Concrètement, on peut observer les conduites du surmusulman chez des croyants pour lesquels il n’est plus suffisant de vivre la religion dans le cadre de la tradition, fondée sur l’idée de l’humilité. En effet, l’une des significations majeures du nom « musulman » est l’humble. C’est le noyau éthique fondamental de l’islam. Avec le surmusulman, il s’agit au contraire de manifester l’orgueil de sa foi à la face du monde : Islam pride. Elle se traduit par des démonstrations publiques : stigmate sur le front, prière dans la rue, marquages corporels et vestimentaires, accroissement des rituels et des prescriptions témoignant de la proximité continuelle avec Allah, évoqué à tout bout de champ.

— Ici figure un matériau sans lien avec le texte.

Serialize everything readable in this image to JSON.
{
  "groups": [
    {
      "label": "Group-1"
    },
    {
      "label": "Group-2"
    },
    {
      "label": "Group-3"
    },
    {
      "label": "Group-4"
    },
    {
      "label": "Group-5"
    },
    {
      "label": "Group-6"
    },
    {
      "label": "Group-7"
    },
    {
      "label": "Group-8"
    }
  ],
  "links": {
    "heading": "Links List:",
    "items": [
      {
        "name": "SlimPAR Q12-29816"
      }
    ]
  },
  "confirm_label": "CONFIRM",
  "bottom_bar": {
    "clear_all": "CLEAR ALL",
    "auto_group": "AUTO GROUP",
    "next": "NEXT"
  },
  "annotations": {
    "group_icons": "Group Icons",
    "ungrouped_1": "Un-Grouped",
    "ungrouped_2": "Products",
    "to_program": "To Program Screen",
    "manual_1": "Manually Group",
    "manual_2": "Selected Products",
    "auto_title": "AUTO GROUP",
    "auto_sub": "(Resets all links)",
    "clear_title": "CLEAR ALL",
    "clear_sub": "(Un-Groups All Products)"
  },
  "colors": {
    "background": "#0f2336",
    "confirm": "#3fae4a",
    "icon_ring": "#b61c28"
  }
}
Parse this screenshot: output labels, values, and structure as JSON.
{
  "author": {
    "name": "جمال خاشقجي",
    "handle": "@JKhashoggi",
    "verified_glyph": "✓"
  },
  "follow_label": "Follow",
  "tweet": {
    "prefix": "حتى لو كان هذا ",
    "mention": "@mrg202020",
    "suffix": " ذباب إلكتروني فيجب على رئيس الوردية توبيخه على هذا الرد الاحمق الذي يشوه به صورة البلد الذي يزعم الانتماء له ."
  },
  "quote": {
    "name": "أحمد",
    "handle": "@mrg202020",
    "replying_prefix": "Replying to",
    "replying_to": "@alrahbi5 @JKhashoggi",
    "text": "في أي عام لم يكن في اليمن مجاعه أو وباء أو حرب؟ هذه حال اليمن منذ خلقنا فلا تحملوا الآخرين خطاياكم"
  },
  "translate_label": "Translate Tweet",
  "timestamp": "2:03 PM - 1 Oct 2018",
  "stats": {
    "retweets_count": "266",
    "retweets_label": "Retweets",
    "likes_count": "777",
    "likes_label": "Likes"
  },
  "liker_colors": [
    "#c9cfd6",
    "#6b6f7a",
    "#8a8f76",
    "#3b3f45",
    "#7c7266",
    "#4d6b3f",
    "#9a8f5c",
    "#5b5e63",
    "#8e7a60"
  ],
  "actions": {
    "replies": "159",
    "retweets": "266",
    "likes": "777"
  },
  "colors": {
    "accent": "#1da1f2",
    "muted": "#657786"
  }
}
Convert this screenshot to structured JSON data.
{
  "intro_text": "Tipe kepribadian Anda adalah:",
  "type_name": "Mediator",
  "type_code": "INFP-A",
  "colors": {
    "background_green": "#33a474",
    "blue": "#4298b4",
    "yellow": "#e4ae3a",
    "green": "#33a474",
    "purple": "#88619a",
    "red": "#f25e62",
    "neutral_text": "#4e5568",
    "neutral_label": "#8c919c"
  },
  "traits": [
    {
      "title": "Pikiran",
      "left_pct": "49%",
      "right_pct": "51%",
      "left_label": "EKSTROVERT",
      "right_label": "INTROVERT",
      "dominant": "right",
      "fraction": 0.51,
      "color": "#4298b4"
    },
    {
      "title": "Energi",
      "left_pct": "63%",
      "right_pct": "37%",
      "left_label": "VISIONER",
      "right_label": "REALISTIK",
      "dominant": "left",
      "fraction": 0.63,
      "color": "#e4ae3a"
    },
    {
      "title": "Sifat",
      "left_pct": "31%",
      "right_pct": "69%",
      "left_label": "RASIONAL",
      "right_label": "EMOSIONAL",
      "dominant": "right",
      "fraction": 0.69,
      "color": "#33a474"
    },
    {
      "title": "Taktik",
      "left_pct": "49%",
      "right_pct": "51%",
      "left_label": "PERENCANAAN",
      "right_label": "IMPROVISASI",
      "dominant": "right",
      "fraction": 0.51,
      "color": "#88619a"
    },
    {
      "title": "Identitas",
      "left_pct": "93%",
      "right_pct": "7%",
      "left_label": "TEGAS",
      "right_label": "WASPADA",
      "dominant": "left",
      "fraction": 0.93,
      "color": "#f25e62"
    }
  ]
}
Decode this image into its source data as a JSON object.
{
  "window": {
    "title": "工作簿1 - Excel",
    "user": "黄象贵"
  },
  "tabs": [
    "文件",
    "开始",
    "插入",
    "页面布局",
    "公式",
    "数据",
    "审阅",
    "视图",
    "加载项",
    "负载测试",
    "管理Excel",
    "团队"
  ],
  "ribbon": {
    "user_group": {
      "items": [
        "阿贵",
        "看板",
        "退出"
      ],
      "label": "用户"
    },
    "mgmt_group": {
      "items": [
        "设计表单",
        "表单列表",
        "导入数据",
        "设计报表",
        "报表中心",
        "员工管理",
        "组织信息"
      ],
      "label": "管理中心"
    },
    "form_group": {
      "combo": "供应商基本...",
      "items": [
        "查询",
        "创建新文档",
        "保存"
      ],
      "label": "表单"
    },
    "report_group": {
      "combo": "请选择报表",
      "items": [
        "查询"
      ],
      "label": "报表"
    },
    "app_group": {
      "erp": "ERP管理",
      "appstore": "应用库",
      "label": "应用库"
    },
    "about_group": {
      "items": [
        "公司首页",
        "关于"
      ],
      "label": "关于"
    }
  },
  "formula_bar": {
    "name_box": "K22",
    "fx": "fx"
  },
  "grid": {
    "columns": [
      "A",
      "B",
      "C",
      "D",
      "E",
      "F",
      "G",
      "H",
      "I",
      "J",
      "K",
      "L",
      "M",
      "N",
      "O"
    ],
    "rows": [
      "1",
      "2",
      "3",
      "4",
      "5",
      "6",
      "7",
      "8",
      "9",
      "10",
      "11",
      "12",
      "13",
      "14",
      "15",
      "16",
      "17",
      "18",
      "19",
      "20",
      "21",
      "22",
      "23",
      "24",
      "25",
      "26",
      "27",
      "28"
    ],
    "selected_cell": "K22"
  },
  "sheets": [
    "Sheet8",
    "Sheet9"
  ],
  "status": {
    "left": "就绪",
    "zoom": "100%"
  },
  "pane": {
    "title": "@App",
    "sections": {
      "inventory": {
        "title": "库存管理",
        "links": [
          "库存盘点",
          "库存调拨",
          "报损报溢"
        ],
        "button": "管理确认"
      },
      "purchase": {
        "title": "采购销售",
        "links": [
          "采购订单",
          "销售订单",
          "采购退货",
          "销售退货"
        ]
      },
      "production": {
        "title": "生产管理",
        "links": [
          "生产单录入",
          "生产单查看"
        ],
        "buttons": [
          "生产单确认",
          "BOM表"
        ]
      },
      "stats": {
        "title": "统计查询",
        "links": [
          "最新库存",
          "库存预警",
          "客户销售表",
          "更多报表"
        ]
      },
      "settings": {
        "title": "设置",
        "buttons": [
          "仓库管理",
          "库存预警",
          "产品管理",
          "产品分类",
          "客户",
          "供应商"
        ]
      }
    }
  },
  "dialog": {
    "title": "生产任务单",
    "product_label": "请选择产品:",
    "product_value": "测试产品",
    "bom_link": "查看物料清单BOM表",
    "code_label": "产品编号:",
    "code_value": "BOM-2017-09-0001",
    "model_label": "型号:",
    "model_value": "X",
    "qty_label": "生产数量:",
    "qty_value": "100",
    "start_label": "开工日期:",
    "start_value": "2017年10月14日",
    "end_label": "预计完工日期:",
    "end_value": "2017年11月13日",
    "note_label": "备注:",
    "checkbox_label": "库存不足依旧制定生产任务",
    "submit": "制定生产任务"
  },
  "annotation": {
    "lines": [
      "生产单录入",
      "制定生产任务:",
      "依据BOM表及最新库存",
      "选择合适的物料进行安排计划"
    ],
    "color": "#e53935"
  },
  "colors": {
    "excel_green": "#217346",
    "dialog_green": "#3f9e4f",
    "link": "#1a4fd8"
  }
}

Les surmusulmans se veulent les bouches ouvertes de Dieu dans le monde , proférant leur haine de ceux qui n’ont pas leur croyance de feu et de flamme. On pourrait les nommer aussi les « allahants », tant ils ahanent sans cesse Allah akbar. Cette invocation, qui devait en principe rappeler à celui qui la prononce sa petitesse apaisante, voici qu’elle est devenue la manifestation d’une suffisance, d’un pouvoir de tout se permettre. Ils tuent en allahant. Ils ne se soumettent à Dieu qu’en le soumettant à eux.
C’est pourquoi la figure du surmusulman attire les délinquants ou ceux qui aspirent à le devenir ; ils se convertissent par désir d’être des hors‑la‑loi au nom de la loi, une loi supposée au‑dessus de toutes les lois, à travers laquelle ils anoblissent leurs tendances antisociales, sacralisent leurs pulsions meurtrières. Le surmusulman recherche une jouissance que l’on pourrait appeler « l’inceste homme‑Dieu », lorsqu’un humain prétend être dans la confusion avec son créateur supposé au point de pouvoir agir en son nom, devenir ses lèvres et ses mains. Ce n’est pas l’union mystique avec Dieu qui n’est jamais permanente et loin de toute arrogance, comme dans le soufisme. Si le musulman cherche Dieu, le surmusulman croit avoir été trouvé par lui.